Question

How do you find the intercept for \[ - 3x - 4y = 18\] ?

Answer 1

Hint:We need to find ‘x’ and ‘y’ intercept. X-intercept can be found by substituting the value of ‘y’ is equal to zero in the given equation. Similarly we can find the y-intercept by substituting the value of ‘x’ equal to zero in the given equation. In other words ‘x’ intercept is defined as a line or a curve that crosses the x-axis of a graph and ‘y’ intercept is defined as a line or a curve crosses the y-axis of a graph.

Complete step by step answer:
Given, \[ - 3x - 4y = 18\].
To find the ‘x’ intercept put \[y = 0\] in the above equation,
\[ - 3x - 4(0) = 18\]
\[\Rightarrow - 3x = 18\]
Divide by \[ - 3\] on both sides of the equation,
\[x = \dfrac{{18}}{{ - 3}}\]
\[ \Rightarrow x = - 6\].
Thus ‘x’ intercept is \[ - 6\].

To find the ‘y’ intercept put \[x = 0\] in the above equation,
\[ - 3(0) - 4y = 18\]
\[\Rightarrow - 4y = 18\]
Divide by \[ - 4\] on both sides of the equation,
\[y = \dfrac{{18}}{{ - 4}}\]
\[ \Rightarrow y = - 4.5\].
Thus ‘y’ intercept is \[ - 4.5\]. If we draw the graph for the above equation. We will have a line or curve that crosses the x-axis at \[ - 6\] and y-axis at \[ - 4.5\].

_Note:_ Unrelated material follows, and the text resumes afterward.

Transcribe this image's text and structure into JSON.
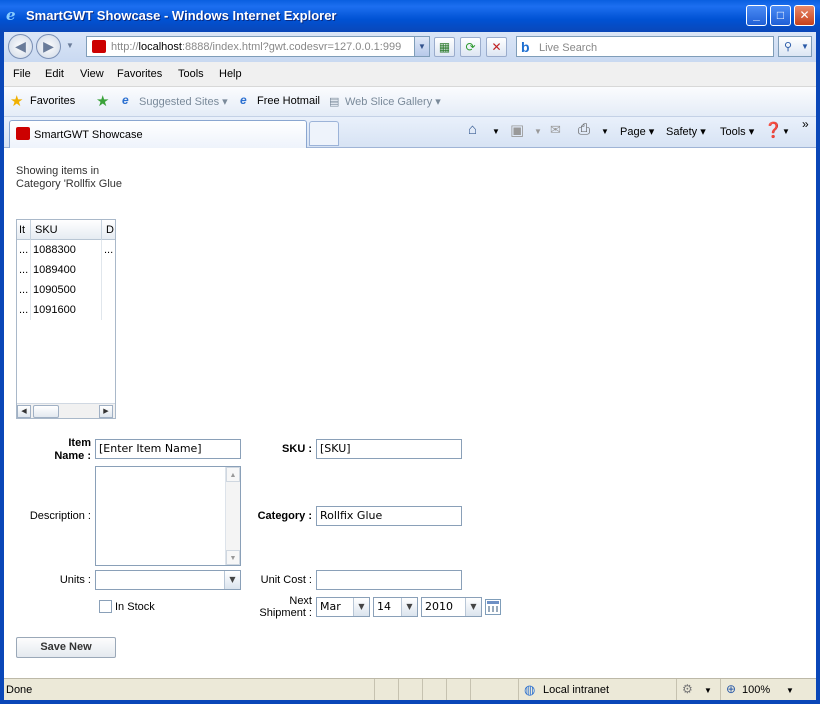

Hence,‘x’ intercept is \[ - 6\] and ‘y’ intercept is \[ - 4.5\].

Note:We can solve this using the standard intercept form. That is the equation of line which cuts off intercepts ‘a’ and ‘b’ respectively from ‘x’ and ‘y’ axis is \[\dfrac{x}{a} + \dfrac{y}{b} = 1\]. We convert the given equation into this form and compare it will have a desired result.
Given \[ - 3x - 4y = 18\]
Now we need 1 on the right hand side of the equation, so divide the whole equation by 18. We have,
\[\dfrac{{ - 3x - 4y}}{{18}} = \dfrac{{18}}{{18}}\]
Splitting the terms we have,
\[\dfrac{{ - 3x}}{{18}} + \dfrac{{ - 4y}}{{18}} = 1\]
That is we have,
\[\dfrac{x}{{ - 6}} + \dfrac{y}{{ - 4.5}} = 1\]
On comparing with standard intercept form we have ‘x’ intercept is \[ - 6\] and y intercept is \[ - 4.5\]. In both the cases we have the same answer.